The questions that individuals and societies have about technology and technological progress today are the same questions that were posed in the 1750s. Allen calls himself a pessimist and says two things need to be taken into account before looking at history. First, in the long-run there is substantial economic growth because of new technology and equipment. However, in the short-run there are lots of losers and displacement. Secondly, a global perspective with a touch of morality needs to be taken as technological development in one place of the world may mean loses and costs in another.

Allen focused on the case of the Industrial Revolution of Britain and why it shifted to capital intensive industry evolving into the Industrial Revolution. The immediate causes of industrialization were high wages and cheap energy. Usually, there is an inverse relationship between population growth and wages. After 1600, in Britain wages did not go down as the population grew incentivizing firms to move to more capital intensive production to reduce production costs and increase profits. Cheap coal energy helped firms make this transition to machine technology. Between 1770-1830, during the first phase of industrialization wages did not follow the increase of productivity with machines. In 1830, wages began to increase with productivity.

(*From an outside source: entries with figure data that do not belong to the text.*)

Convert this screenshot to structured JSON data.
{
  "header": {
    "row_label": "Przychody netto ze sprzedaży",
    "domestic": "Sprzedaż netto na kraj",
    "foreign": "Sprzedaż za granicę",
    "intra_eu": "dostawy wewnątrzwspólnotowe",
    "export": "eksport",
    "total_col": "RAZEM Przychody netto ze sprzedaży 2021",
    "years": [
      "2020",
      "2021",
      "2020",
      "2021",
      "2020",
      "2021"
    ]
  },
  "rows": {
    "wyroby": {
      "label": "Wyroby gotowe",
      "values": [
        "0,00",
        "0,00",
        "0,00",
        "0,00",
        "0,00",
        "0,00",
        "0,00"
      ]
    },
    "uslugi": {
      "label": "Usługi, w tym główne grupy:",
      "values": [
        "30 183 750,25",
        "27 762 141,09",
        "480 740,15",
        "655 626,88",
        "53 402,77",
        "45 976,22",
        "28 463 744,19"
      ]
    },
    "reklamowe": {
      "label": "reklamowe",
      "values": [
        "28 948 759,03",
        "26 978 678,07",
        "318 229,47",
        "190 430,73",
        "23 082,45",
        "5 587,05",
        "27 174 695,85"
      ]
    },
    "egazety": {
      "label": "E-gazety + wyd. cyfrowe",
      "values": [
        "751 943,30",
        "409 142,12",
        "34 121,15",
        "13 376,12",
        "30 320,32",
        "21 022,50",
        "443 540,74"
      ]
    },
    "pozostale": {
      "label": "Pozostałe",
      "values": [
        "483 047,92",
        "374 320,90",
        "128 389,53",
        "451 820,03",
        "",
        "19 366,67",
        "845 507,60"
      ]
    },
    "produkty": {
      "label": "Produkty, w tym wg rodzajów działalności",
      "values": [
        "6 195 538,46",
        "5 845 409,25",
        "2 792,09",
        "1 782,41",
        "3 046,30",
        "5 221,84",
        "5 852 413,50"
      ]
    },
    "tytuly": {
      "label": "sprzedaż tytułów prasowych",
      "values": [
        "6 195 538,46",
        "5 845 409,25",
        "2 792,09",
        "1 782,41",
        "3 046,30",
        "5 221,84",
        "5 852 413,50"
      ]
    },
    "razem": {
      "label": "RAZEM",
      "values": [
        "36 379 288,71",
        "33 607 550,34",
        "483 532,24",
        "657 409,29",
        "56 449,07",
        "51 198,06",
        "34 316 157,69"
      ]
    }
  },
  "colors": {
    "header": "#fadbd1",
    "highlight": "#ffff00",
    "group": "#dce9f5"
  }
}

From 1830-1970, inequality began to decline with higher wages and innovation in rich countries toward labor saving technology continued. Outside of the rich countries, poor countries remained unable to maximize technological gains because the low labor costs within their countries disincentivizing firms from innovating away from labor intensive production. As globalization has grown the low cost of labor in poorer countries has forced richer countries to create more robot manufacturing processes to compete with the low labor costs in poorer countries.        

Taking all of this into account, what will the future hold? Allen says that “it will be okay”. As technology as developed real wages have increased, new jobs have been created and the world is at a possible all time high in adult employment.